DESCRIPTION (provided by applicant): Airway inflammation is highly associated with asthma pathogenesis and is characterized by activated Th2 lymphocytes, eosinophils and, in some cases neutrophils. The fact that the most leukocytes express the Fas death receptor implies that this pathway should be an important endogenous means of their elimination. However, there is a paucity of data regarding FasL expression in the airway, and the extent to which FasL mechanisms regulate airway inflammation in asthma is unknown. We hypothesize that the balance of FasL and FasL decoy activity (soluble Fas isoforms and DcR3) generated in the airway will be an important determinant of the intensity and duration of an IgE-mediated inflammatory response. Pro-apoptotic FasL activity should serve to limit the inflammatory response in asthma and be important for resolution, while FasL decoys should promote inflammation in this setting and may be important during initiation. This proposal consists of four interrelated aims. The first entails the definitive characterization of the principal cell types responsible for production of FasL and FasL decoys during airway inflammation and demonstrating that they can regulate their own viability (autocrine effect), or that of relevant Fas-bearing targets (paracrine effect), via soluble ligand or decoy receptor activity. The second entails regulation of these species by cytokines in resident airway macrophages, a cell type that we have found strongly expresses FasL protein after antigen challenge in work done as part of the Pl's previous K08 project. Third, endogenous sFas isoforms will be characterized, and potential FasL:sFas and FasL:DcR3 complexes generated during peak inflammation will be characterized on a molecular level. Whilethe existence of such complexes is implied in experimental systems and by our preliminary data, their existence and relevance in vivo is not known. The major source of research materials for this proposal will be derived from a human airway model of asthma using segmental antigen challenge (SAC), with a focus on the bronchoalveolar lavage compartment. There will be a limited analysis of structural cel!s in the tissue compartment. Finally, in order to help support the hypothesis that pro-apoptotic FasL activity characterized in human airway cells is truly physiologic, we will perform challenge studies in mice under FasL neutralizing conditions.

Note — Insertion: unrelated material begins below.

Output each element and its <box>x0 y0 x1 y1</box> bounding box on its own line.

描述(申请人提供)：呼吸道炎症与哮喘的发病机制高度相关，其特征是Th2淋巴细胞、嗜酸性粒细胞激活，在某些情况下还包括中性粒细胞。大多数白细胞表达Fas死亡受体的事实表明，这一途径应该是消除它们的重要内源性手段。然而，关于FasL在呼吸道中的表达的数据很少，而且FasL机制在多大程度上调节哮喘的呼吸道炎症尚不清楚。我们假设，在呼吸道产生的FasL和FasL诱骗活性(可溶性Fas亚型和DcR3)的平衡将是IgE介导的炎症反应的强度和持续时间的重要决定因素。促凋亡的FasL活性应该有助于限制哮喘的炎症反应，并且对于消退是重要的，而FasL诱骗在这种情况下应该促进炎症，并且在启动过程中可能是重要的。这项提议包括四个相互关联的目标。第一个需要确定在呼吸道炎症过程中负责产生FasL和FasL诱饵的主要细胞类型，并证明它们可以通过可溶性配体或诱骗受体活性来调节自身的生存能力(自分泌效应)或相关的Fas承载靶标的活性(旁分泌效应)。第二个需要通过驻留的呼吸道巨噬细胞中的细胞因子来调节这些物种，我们发现这种细胞类型在抗原挑战后强烈表达FasL蛋白，这是作为Pl先前K08项目的一部分所做的工作。第三，内源性sFas异构体的特征，以及在炎症高峰期产生的潜在的FasL：sFas和FasL：DcR3复合体的分子水平的特征。虽然在实验系统中和我们的初步数据中暗示了这种复合体的存在，但它们在体内的存在和相关性尚不清楚。这项建议的主要研究材料来源将来自使用节段性抗原挑战(SAC)的哮喘人类呼吸道模型，重点是支气管肺泡灌洗室。将对组织柜中的结构单元S进行有限分析。最后，为了帮助支持这样的假设，即人类呼吸道细胞中具有促凋亡作用的FasL活性是真正生理学的，我们将在FasL中和条件下对小鼠进行挑战研究。